Scripts to evaluate the genes with adaptive expression within the differentially expressed genes between post-treatment responders and non-responders are in the eval_scripts/treatment_eval/ folder. The deseq2_eval.py script will calculate the number of genes with adaptive expression that are also differentially expressed and save the information about the adaptivity and differential expression to a file.
This script assumes that the adaptivity results are saved in results/tpm/gene_lists/adpt_{regime}/ and evaluation results are saved in results/tpm/gene_lists/adpt_{regime}/enrichment/. Edit the paths as needed to fit your file structure.
Scripts to simulate data can be found in the simulation/ folder. simulate_neutral.R will simulate neutral data using a Brownian motion process. simuate_adaptive.R will simulate constrained data (using theta ratio parameter = 0) or adaptive data (theta ratio parameter != 0). You can control all parameter values using the parameters. You can run multiple types of simulations using the _driver.sh files, where you can specify multiple parameter options and it will run simulation scripts for the cross product of all the options. If you want to run this on a cluster, the _runner.sh files start the _driver.sh jobs using slurm.
You can run EvoGeneX on the simulated data using the same scripts used to run it on the 24 subline data in the run_scripts/ folder. See above for details.
You can run differential expression on the simulated data using the simulation/differential_expression.py script.
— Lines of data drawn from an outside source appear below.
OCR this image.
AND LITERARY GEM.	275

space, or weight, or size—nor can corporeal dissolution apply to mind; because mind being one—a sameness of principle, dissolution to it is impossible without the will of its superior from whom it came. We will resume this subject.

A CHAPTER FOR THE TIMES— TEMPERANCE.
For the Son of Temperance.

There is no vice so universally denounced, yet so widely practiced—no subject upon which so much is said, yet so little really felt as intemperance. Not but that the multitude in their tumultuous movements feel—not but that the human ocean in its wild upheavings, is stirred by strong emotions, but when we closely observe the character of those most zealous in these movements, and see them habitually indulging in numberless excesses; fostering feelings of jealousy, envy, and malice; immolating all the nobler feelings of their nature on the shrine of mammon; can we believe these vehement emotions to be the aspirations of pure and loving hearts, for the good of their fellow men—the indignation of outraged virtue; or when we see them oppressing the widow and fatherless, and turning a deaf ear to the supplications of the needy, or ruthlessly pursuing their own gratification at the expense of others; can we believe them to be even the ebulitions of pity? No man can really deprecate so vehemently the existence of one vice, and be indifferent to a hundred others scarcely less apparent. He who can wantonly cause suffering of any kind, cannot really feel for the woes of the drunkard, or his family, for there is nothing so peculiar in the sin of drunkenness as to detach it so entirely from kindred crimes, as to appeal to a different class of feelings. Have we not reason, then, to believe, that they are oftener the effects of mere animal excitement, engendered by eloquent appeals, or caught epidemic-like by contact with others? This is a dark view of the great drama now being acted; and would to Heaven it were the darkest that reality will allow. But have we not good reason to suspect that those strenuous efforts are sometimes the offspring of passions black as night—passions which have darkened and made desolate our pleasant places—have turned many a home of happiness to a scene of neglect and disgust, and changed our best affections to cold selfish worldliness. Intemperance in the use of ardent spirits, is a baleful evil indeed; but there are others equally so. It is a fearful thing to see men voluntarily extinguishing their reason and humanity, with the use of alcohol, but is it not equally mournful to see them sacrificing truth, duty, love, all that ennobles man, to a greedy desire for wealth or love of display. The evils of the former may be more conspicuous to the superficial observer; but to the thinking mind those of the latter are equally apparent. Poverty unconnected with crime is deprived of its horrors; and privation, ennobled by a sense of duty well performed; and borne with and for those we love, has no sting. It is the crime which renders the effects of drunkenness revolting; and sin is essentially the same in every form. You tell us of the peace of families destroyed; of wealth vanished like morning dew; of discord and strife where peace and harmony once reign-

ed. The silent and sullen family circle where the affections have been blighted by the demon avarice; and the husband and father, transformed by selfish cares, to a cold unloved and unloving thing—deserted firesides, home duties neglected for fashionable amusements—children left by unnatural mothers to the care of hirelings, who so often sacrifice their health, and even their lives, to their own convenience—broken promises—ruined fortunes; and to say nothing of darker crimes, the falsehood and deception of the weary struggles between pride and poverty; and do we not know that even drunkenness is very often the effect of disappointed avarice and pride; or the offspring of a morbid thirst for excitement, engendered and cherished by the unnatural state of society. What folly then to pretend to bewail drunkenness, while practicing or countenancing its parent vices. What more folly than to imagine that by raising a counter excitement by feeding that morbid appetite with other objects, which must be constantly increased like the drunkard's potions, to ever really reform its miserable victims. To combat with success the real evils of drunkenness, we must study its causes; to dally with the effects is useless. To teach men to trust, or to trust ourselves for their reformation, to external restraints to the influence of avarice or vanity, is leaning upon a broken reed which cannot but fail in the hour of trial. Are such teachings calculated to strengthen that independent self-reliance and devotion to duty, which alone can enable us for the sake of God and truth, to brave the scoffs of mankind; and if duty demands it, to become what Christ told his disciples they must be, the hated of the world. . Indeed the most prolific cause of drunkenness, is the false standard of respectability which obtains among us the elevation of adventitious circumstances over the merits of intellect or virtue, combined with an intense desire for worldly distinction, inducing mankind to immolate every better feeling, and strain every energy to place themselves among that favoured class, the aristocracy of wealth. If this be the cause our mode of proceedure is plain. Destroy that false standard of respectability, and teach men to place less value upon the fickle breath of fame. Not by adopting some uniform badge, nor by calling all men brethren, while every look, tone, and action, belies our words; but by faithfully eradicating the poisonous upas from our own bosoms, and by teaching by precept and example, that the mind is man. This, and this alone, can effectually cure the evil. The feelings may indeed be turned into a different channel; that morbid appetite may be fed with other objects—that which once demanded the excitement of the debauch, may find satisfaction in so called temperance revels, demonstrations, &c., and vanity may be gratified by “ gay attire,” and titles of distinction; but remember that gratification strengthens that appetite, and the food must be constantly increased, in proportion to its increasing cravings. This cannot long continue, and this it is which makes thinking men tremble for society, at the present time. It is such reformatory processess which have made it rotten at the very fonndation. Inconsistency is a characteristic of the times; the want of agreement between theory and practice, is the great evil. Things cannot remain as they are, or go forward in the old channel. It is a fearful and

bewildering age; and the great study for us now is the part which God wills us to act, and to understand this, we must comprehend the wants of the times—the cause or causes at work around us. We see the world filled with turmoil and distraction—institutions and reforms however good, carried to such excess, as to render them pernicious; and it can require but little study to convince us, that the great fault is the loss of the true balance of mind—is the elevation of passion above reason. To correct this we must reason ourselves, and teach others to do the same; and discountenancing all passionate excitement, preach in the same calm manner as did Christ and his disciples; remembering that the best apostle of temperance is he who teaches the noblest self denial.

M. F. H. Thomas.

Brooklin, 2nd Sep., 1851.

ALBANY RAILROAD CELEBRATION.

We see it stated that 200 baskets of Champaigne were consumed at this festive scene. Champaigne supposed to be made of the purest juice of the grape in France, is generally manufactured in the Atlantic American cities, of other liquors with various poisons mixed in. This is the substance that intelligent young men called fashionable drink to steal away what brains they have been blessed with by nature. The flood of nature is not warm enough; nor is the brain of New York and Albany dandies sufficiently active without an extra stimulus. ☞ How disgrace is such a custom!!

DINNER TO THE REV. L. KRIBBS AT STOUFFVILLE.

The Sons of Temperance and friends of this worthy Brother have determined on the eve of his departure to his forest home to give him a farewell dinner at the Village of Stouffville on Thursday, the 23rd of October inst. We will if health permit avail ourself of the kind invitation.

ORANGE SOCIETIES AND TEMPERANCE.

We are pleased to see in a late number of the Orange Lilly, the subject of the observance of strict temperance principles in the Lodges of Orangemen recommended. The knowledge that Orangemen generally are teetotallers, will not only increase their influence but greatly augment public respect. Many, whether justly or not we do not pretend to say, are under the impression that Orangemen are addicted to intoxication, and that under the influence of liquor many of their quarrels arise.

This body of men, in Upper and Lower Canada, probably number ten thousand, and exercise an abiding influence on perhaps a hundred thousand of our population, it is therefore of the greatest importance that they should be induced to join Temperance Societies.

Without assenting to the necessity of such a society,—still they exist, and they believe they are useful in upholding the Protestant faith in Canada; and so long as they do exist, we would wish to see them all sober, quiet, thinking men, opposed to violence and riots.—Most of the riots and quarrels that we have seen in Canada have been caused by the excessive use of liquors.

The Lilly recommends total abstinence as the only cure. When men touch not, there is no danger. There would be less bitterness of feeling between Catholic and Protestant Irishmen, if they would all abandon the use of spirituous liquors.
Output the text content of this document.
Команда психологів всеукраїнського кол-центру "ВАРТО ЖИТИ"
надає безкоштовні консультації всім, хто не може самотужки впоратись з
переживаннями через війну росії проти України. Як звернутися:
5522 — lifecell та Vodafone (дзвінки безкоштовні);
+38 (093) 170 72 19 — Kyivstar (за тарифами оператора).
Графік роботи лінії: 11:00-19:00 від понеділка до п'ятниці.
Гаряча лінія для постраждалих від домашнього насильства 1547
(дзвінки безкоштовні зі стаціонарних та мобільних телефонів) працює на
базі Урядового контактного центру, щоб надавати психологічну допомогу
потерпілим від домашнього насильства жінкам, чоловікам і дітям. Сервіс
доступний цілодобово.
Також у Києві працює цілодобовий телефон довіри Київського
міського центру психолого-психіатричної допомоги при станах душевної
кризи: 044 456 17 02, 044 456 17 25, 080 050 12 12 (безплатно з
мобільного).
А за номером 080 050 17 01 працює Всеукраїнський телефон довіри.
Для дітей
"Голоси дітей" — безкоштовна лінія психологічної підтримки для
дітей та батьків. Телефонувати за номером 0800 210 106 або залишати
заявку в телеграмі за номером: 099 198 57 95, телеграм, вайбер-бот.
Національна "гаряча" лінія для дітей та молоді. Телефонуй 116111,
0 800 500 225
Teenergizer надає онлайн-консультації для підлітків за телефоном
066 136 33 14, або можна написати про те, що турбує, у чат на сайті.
Scripts to organize and evaluate the simulation results are in the eval_scripts/simulation/ folder. get_sim_results.sbatch will run eval_scripts/get_results/get_gene_results.py and eval_scripts/get_results/add_stats_cols.R and generate results files. Then, get_csv.sh will collate the results for all the simulations into a single file. The get_de_results.py will collate the results of differential expression on all simulations into a single file.
Scripts used to generate figures are in the figures/ folder. See readme in that folder for further information and instructions.
In all R files, make sure that the library paths are set correctly. If not using the default install location, set the library path using .libPaths("path_to_library"). If using the default, delete this line.